The identification of one or even several public interest considerations against disclosure is not sufficient justification to refuse to provide information. Agencies will make their decision after balancing the relevant considerations for and against disclosure. In each case, agencies will consider a range of factors, including:
· the nature and context of the information
· in the case of an informal or formal request, any factors special to the applicant
· the relative weight of public interest considerations for and against disclosure.
Agencies should refuse to disclose information only where, on balance, there is an overriding public interest against disclosure. Where considerations on balance favour disclosure, or are evenly balanced, the presumption in favour of disclosure stands, and information should be published or released.
As the Fact Sheet explains,there are 12 categories of information where there is always an overriding public interest against disclosure, but the guidance on the balancing test, where relevant, is positive stuff.
There isn't much in these materials that suggests the ongoing attention that is necessary to promote the cultural shift from the excessive secrecy the Ombudsman and former Premier Rees declared was at the root of the problem. No quotes from the Premier or the Attorney General, rallying ministers and the troops in readiness for a new era of open government, or urging citizens to take a closer interest in what government is up to. And the Fact Sheet The role of Right to Information Officers makes the job sound distinctly clerical, with no hint of involvement in, leadership of, or support for a concerted effort to champion the cause and win those hearts and minds of crusty types in the system who might be wedded to old ways. These are essential if the legislation is to achieve its purpose.

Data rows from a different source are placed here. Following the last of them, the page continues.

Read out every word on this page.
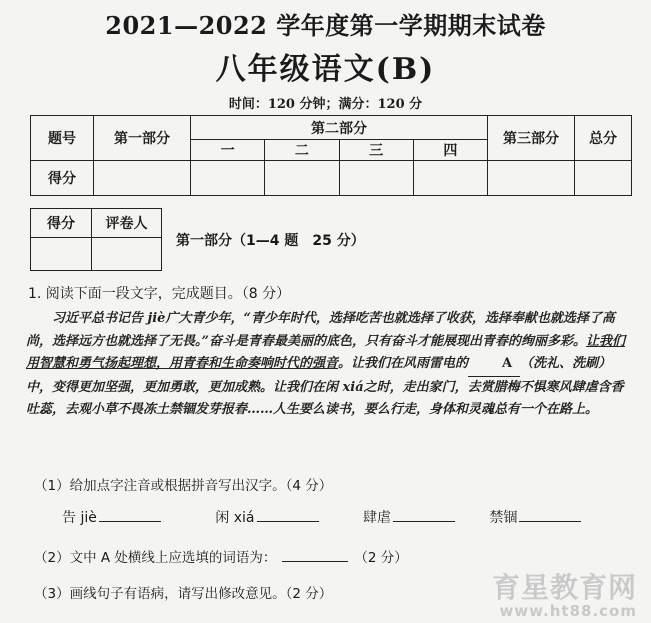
2021—2022 学年度第一学期期末试卷
八年级语文(B)
时间：120 分钟；满分：120 分
题号	第一部分	第二部分				第三部分	总分
		一	二	三	四		
得分							
得分	评卷人

第一部分（1—4 题　25 分）
1. 阅读下面一段文字，完成题目。（8 分）
习近平总书记告 jiè广大青少年，“青少年时代，选择吃苦也就选择了收获，选择奉献也就选择了高尚，选择远方也就选择了无畏。”奋斗是青春最美丽的底色，只有奋斗才能展现出青春的绚丽多彩。让我们用智慧和勇气扬起理想，用青春和生命奏响时代的强音。让我们在风雨雷电的	A （洗礼、洗刷）中，变得更加坚强，更加勇敢，更加成熟。让我们在闲 xiá之时，走出家门，去赏腊梅不惧寒风肆虐含香吐蕊，去观小草不畏冻土禁锢发芽报春……人生要么读书，要么行走，身体和灵魂总有一个在路上。
（1）给加点字注音或根据拼音写出汉字。（4 分）
告 jiè	闲 xiá	肆虐	禁锢
（2）文中 A 处横线上应选填的词语为：	（2 分）
（3）画线句子有语病，请写出修改意见。（2 分）	育星教育网
www.ht88.com
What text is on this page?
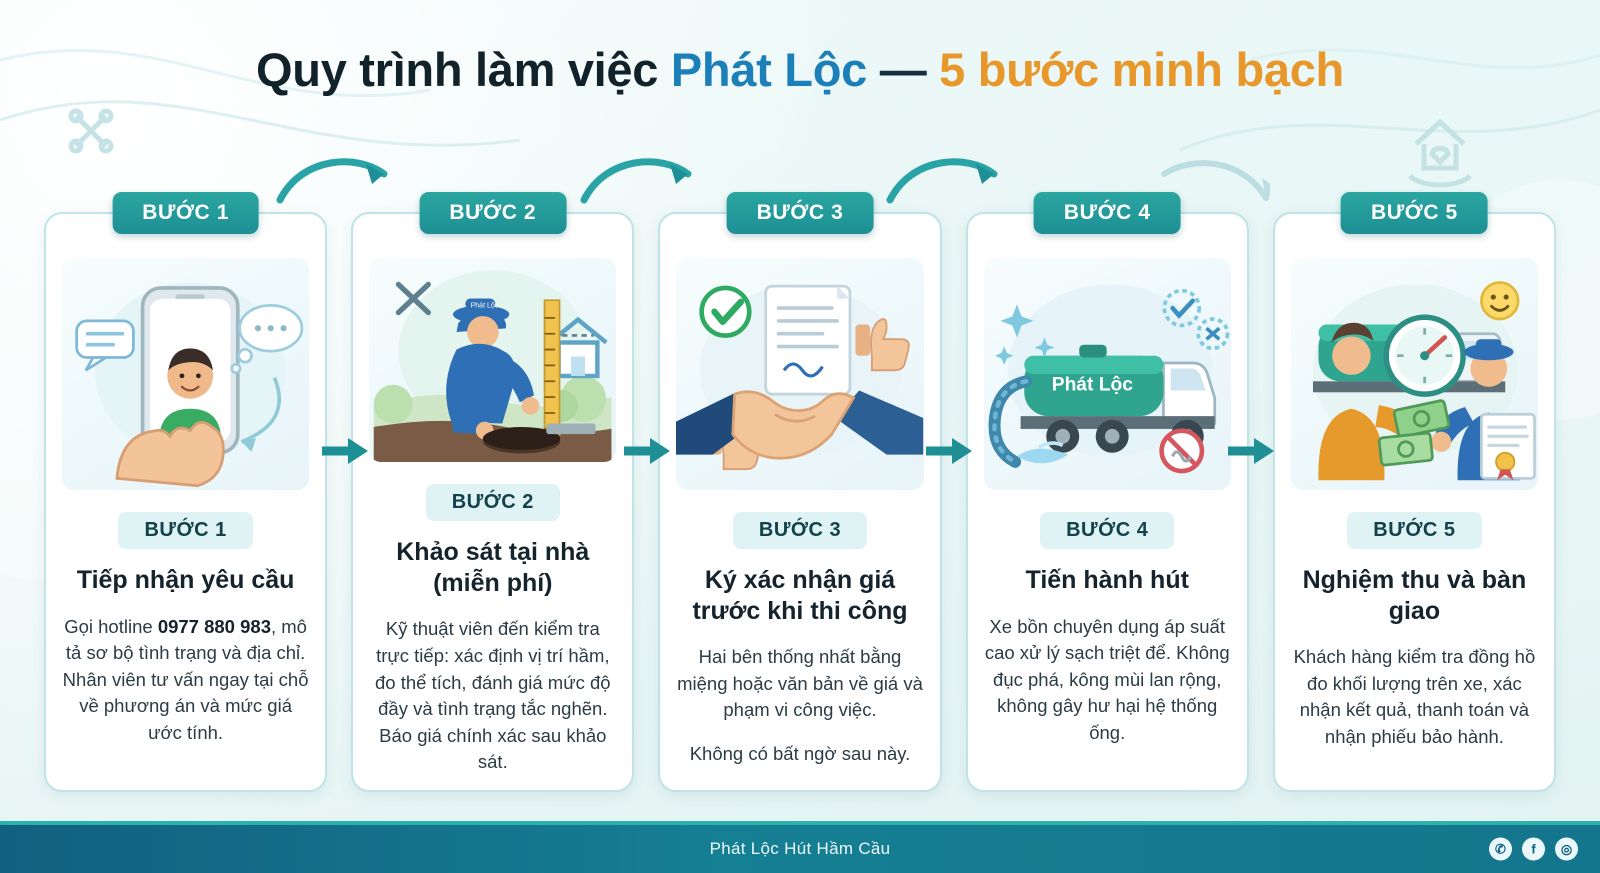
Quy trình làm việc Phát Lộc — 5 bước minh bạch
BƯỚC 1
BƯỚC 1
Tiếp nhận yêu cầu

Gọi hotline 0977 880 983, mô tả sơ bộ tình trạng và địa chỉ. Nhân viên tư vấn ngay tại chỗ về phương án và mức giá ước tính.

BƯỚC 2
Phát Lộc
BƯỚC 2
Khảo sát tại nhà (miễn phí)

Kỹ thuật viên đến kiểm tra trực tiếp: xác định vị trí hầm, đo thể tích, đánh giá mức độ đầy và tình trạng tắc nghẽn. Báo giá chính xác sau khảo sát.

BƯỚC 3
BƯỚC 3
Ký xác nhận giá trước khi thi công

Hai bên thống nhất bằng miệng hoặc văn bản về giá và phạm vi công việc.

Không có bất ngờ sau này.

BƯỚC 4
Phát Lộc
BƯỚC 4
Tiến hành hút

Xe bồn chuyên dụng áp suất cao xử lý sạch triệt để. Không đục phá, kông mùi lan rộng, không gây hư hại hệ thống ống.

BƯỚC 5
BƯỚC 5
Nghiệm thu và bàn giao

Khách hàng kiểm tra đồng hồ đo khối lượng trên xe, xác nhận kết quả, thanh toán và nhận phiếu bảo hành.

Phát Lộc Hút Hầm Cầu	✆	f	◎
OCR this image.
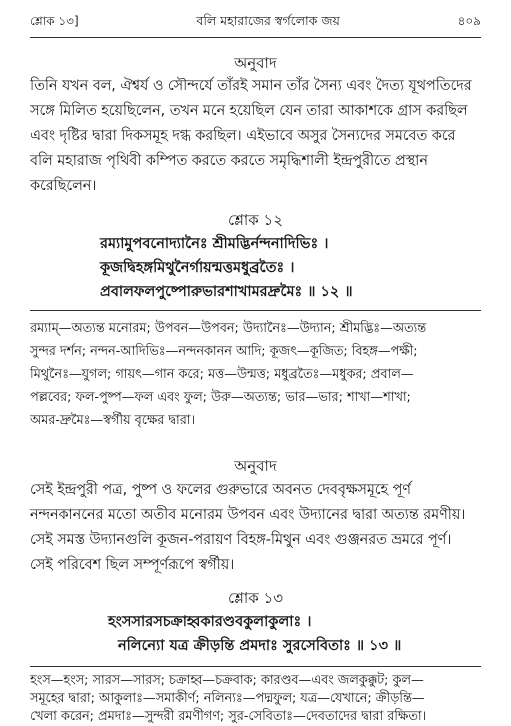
শ্লোক ১৩]	বলি মহারাজের স্বর্গলোক জয়	৪০৯
অনুবাদ
তিনি যখন বল, ঐশ্বর্য ও সৌন্দর্যে তাঁরই সমান তাঁর সৈন্য এবং দৈত্য যূথপতিদের
সঙ্গে মিলিত হয়েছিলেন, তখন মনে হয়েছিল যেন তারা আকাশকে গ্রাস করছিল
এবং দৃষ্টির দ্বারা দিকসমূহ দগ্ধ করছিল। এইভাবে অসুর সৈন্যদের সমবেত করে
বলি মহারাজ পৃথিবী কম্পিত করতে করতে সমৃদ্ধিশালী ইন্দ্রপুরীতে প্রস্থান
করেছিলেন।
শ্লোক ১২
রম্যামুপবনোদ্যানৈঃ শ্রীমদ্ভির্নন্দনাদিভিঃ ।
কূজদ্বিহঙ্গমিথুনৈর্গায়ন্মত্তমধুব্রতৈঃ ।
প্রবালফলপুষ্পোরুভারশাখামরদ্রুমৈঃ ॥ ১২ ॥
রম্যাম্—অত্যন্ত মনোরম; উপবন—উপবন; উদ্যানৈঃ—উদ্যান; শ্রীমদ্ভিঃ—অত্যন্ত
সুন্দর দর্শন; নন্দন-আদিভিঃ—নন্দনকানন আদি; কূজৎ—কূজিত; বিহঙ্গ—পক্ষী;
মিথুনৈঃ—যুগল; গায়ৎ—গান করে; মত্ত—উন্মত্ত; মধুব্রতৈঃ—মধুকর; প্রবাল—
পল্লবের; ফল-পুষ্প—ফল এবং ফুল; উরু—অত্যন্ত; ভার—ভার; শাখা—শাখা;
অমর-দ্রুমৈঃ—স্বর্গীয় বৃক্ষের দ্বারা।
অনুবাদ
সেই ইন্দ্রপুরী পত্র, পুষ্প ও ফলের গুরুভারে অবনত দেববৃক্ষসমূহে পূর্ণ
নন্দনকাননের মতো অতীব মনোরম উপবন এবং উদ্যানের দ্বারা অত্যন্ত রমণীয়।
সেই সমস্ত উদ্যানগুলি কূজন-পরায়ণ বিহঙ্গ-মিথুন এবং গুঞ্জনরত ভ্রমরে পূর্ণ।
সেই পরিবেশ ছিল সম্পূর্ণরূপে স্বর্গীয়।
শ্লোক ১৩
হংসসারসচক্রাহ্বকারণ্ডবকুলাকুলাঃ ।
নলিন্যো যত্র ক্রীড়ন্তি প্রমদাঃ সুরসেবিতাঃ ॥ ১৩ ॥
হংস—হংস; সারস—সারস; চক্রাহ্ব—চক্রবাক; কারণ্ডব—এবং জলকুক্কুট; কুল—
সমূহের দ্বারা; আকুলাঃ—সমাকীর্ণ; নলিন্যঃ—পদ্মফুল; যত্র—যেখানে; ক্রীড়ন্তি—
খেলা করেন; প্রমদাঃ—সুন্দরী রমণীগণ; সুর-সেবিতাঃ—দেবতাদের দ্বারা রক্ষিতা।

With the new legislation to commence "in the near future" and an Information Commissioner to take up duties "soon", another matter on which silence prevails is what the NSW Law Reform Commission has told the Government about a reference last June to examine how the new oversight regime should work. As the Acting Commissioner's Right to information in NSW guide last September recounted [2.4]:
In April 2006, the Government asked the NSW Law Reform Commission to review the State’s privacy laws, including whether a statutory cause of action should be introduced for invasion of privacy. In June 2009, the Attorney General expanded this reference to specifically include the relationship of right to information and privacy laws. The Commission will also report on how these laws should be administered, with specific attention to the relationship between the Privacy and Information Commissioners. Report on these issues is expected in late 2009.
The Law Reform Commission's Annual Report 2008-2009 [page 9] similarly states that this and another report on the reference were to be completed by the end of 2009.
At one minute to midnight (or so) no sign of the reports, at least in the public domain.